Response time to this incident was slightly dulled by untimely alerts for a legitimate service creating noise and almost masking this issue.
Some decisions were inherited from older infrastructure and stuck around, such as running containers as the
root
user.A manual change was made to a Kubernetes managed resource.
Next Steps
Learning from this lesson and moving forward, we have plans in place to harden our security. First, we learned monitoring on load is not the most effective measurement to determine if there is an issue with the Kubernetes clusters. Our first step is to improve alerting and diagnosis by first determining more insightful monitors, then tweaking them to give us assurance that there is, in fact, an anomaly present instead of being dulled to multiple alarms from an influx in workload.

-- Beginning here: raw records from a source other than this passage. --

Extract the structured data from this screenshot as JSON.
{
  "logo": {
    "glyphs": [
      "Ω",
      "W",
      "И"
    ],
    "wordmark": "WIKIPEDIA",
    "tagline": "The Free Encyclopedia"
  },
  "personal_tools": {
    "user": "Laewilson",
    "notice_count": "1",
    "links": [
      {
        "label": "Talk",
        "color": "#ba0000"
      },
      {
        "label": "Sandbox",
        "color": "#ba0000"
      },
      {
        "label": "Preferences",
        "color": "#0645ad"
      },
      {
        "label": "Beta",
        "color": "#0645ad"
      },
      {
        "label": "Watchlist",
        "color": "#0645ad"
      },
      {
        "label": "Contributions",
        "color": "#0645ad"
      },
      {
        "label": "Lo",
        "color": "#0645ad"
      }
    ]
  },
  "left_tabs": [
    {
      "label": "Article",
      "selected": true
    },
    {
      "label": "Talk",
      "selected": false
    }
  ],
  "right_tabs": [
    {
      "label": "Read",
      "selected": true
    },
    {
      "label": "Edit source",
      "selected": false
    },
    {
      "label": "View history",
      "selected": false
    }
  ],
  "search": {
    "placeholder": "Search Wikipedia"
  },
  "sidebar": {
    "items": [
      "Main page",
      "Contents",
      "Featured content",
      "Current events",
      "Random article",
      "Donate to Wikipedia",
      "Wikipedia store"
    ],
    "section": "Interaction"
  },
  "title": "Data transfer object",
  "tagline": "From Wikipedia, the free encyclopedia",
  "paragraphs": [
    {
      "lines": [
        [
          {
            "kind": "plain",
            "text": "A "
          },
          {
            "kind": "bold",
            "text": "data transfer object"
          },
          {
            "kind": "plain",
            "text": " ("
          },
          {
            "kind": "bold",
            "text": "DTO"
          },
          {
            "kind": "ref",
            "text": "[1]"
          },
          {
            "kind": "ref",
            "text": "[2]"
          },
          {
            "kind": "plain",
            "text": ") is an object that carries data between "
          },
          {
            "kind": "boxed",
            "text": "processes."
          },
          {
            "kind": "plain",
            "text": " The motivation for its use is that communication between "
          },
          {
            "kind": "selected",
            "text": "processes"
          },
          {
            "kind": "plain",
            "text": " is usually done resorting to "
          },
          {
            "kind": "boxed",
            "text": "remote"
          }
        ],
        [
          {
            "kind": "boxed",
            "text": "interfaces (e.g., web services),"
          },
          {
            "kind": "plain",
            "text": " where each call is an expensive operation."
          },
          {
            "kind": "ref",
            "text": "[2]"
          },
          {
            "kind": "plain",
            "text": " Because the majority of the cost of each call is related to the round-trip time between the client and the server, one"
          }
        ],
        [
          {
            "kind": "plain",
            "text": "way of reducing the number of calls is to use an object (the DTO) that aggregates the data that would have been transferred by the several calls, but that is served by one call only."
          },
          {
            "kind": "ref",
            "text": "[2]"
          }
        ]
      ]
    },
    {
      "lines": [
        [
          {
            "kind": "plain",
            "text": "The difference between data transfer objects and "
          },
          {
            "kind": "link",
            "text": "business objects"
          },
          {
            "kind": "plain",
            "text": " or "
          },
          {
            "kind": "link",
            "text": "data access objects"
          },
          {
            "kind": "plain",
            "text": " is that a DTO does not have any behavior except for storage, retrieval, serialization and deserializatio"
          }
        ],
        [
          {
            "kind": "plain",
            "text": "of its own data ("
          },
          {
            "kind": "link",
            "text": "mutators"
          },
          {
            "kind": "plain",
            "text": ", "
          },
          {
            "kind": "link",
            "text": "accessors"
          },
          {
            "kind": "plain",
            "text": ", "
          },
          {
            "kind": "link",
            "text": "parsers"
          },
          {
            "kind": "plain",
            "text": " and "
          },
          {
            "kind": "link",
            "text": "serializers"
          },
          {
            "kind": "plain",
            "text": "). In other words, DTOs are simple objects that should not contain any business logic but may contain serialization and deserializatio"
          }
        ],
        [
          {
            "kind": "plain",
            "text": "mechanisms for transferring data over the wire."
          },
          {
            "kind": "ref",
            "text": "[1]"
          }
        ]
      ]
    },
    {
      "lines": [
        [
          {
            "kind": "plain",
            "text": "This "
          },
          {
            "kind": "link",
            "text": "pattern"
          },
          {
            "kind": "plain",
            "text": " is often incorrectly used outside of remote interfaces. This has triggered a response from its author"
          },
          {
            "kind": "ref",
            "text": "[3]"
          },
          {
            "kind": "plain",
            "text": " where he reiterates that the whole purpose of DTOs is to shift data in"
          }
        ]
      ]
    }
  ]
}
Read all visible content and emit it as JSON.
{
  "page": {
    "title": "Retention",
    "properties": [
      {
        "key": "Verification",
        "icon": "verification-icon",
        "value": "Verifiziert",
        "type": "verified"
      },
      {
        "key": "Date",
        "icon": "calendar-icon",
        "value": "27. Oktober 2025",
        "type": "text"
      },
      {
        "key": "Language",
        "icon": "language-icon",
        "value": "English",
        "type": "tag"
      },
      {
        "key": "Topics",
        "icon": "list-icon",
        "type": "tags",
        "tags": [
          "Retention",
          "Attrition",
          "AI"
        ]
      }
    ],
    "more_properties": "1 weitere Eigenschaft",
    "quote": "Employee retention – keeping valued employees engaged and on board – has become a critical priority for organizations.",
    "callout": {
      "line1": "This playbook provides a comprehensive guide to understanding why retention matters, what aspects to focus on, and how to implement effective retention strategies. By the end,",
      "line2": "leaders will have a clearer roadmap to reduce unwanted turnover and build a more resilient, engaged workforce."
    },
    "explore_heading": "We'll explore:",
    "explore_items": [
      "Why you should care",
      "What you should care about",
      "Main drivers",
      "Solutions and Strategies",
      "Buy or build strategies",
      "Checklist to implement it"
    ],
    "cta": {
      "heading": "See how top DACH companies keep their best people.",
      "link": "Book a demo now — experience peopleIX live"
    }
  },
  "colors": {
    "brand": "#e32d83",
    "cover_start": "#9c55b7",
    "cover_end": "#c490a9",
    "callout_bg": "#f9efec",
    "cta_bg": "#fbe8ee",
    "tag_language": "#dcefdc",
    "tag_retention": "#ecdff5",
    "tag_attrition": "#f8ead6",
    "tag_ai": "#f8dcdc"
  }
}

To prevent this particular attack and future attacks from happening, we are researching use of tools such as falcon
or sysdig
for behavioural monitoring, and anomaly and intrusion detection. Istio
and Linkerd
may be useful in capturing and controlling end to end network traffic to observe and prevent unauthorised access. We are also analysing the computational cost of scanning Docker images and containers for known vulnerabilities.
To improve our process as a team, some time in our architectural discussions has been partitioned to revisit choices made in the past such as containers running as root
. We also acknowledge that some information has been siloed off to certain team members, and embracing DevOps means this information should be shared. Communication is integral to our team, and being aware of these faults enables us s to make time to shift focus onto giving each engineer more visibility on big projects such as a large scale Kubernetes version migration.